Critique – Corps célestes à la lisière du monde – Jon Kalman Stefansson – Christian Bourgois
Dixième livre de l’auteur islandais traduit en français, « Corps célestes à la lisière du monde », est le premier qui plonge dans un passé aussi lointain.
Nous sommes au début du 17e. C’est de Brunisandur où il a été nommé révérend quelques années plus tôt que Petur a commencé l’écriture d’un longue lettre de près de cinq cents pages à son « exquise » dont on ne connaîtra l’identité qu’au quart du récit.
L’homme a pris ses quartiers dans cette péninsule plantée au milieu des fjords de l’Ouest précédé d’une réputation sulfureuse et soupçonné d’être un peu sorcier.
Censé être exemplaire, ce célibataire a fréquemment commis le péché de chair, de préférence avec des femmes mariées et il a été révoqué à deux reprises.
Grand voyageur, très érudit, il est passionné par les découvertes scientifiques, celles de Copernic, de Galilée et de Kepler, qui avançaient que la Terre tournait autour du Soleil et non l’inverse comme le pensaient les chrétiens. Même si les Réformés furent moins virulents à l’égard des héliocentriques que les papistes.
Ses « veines » étaient « d’ailleurs irriguées d’un sang impie, descendant d’elfes et du fameux Narfi. »
Des rencontres opportunes l’ont pourtant toujours tiré d’affaire. Jusqu’à ce qu’il dénonce l’horrible massacre de marins espagnols chasseurs de baleines par des Islandais menés par un bailli féroce et manipulateur capable de faire jaillir dans le peuple ses plus bas instincts. Cet événement est inspiré de faits réels.

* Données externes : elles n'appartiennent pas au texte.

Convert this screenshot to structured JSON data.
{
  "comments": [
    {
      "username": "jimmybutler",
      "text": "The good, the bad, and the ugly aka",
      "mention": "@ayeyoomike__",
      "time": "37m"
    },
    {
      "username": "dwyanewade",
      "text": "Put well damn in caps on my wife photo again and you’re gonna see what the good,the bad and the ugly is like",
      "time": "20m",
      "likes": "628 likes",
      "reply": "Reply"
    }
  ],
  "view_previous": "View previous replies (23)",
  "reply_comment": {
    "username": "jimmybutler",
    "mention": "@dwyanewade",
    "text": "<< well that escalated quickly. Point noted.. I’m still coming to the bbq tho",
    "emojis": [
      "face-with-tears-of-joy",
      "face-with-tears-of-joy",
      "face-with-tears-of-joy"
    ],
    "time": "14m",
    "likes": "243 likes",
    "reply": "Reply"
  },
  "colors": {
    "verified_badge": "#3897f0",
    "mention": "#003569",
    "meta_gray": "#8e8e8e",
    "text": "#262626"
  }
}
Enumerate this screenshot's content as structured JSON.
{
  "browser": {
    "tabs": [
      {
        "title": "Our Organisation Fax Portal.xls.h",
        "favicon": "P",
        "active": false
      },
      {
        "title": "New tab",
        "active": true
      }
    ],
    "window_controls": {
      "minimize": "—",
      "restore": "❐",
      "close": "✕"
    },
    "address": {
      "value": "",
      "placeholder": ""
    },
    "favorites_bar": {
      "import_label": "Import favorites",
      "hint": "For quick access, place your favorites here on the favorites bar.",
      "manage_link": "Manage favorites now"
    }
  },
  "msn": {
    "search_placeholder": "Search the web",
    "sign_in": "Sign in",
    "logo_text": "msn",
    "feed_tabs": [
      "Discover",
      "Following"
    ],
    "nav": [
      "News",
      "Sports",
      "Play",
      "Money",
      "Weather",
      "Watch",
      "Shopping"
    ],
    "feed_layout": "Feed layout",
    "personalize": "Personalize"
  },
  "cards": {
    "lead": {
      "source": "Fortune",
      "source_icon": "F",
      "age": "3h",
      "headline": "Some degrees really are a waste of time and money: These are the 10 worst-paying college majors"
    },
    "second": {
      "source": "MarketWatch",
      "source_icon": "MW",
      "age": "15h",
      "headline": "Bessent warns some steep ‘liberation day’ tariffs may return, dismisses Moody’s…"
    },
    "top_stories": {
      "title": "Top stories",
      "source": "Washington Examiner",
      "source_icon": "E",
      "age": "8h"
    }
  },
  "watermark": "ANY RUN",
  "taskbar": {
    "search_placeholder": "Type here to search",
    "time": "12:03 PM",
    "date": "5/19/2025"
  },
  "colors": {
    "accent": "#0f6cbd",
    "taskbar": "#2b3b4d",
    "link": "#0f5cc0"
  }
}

Le quadragénaire qui doute sans cesse est confronté à de nombreux dilemmes ainsi qu’à la fureur du monde qui le tourmentent et l’assaillent sous la forme de cauchemars hantant ses nuits :
- ses amours contrariées qui sont autant de fautes auxquelles il ne parvient pas à résister ;
- ses positions avant-gardistes sur la science qui n’altèrent pourtant pas sa foi chrétienne, celle en un homme qui aimait les exclus ;
- et surtout son rapport à la vérité, à la justice, à la tyrannie et à la résistance ainsi que sa culpabilité obsédante. Il relaie les questions qui taraudent ses ouailles sans avoir forcément les réponses : « ne doit-on pas obéir aux autorités auxquelles nous sommes soumis, sachant qu’elles sont instituées par Dieu et que celui qui s’oppose à la parole de l’autorité résiste au Seigneur ? » Même si son histoire se déroule il y a cinq siècles, cette longue prière est une ode à la littérature comme refuge et trace des humbles existences dans un pays amoureux des mots résonne singulièrement avec notre époque entretenant notre inclination à la servitude volontaire ainsi que la peur et la haine de l’autre. Elle souligne aussi combien la nature humaine, traversée par le bien et le mal et plus encline à succomber aux mensonges plutôt qu’à la réalité, est intemporelle. Dans une langue toujours aussi magnifique exaltant la beauté des paysages et des sentiments, la spiritualité et la sensualité, mais aussi la violence des éléments et des hommes, Jon Kalman Stefansson a le don de saisir le lecteur pour lui faire partager émotions et indignations, celles de Petur, personnage attachant comme le sont de nombreux protagonistes de ce récit envoûtant parmi lesquels on peut citer : Dorothea, la servante de compagnie du pasteur, une femme lettrée, inflexible et clairvoyante qui aide son maître à dévoiler la vérité ; Katrin, l’amoureuse résignée ; Helga, la femme inaccessible et loyale ; Sappho, la fidèle chienne au cœur pur dénommée ainsi par Petur en hommage à la poétesse grecque… Il est sans conteste l’un des plus grands écrivains vivants.
EXTRAITS
- Ne rendez à personne le mal pour le mal.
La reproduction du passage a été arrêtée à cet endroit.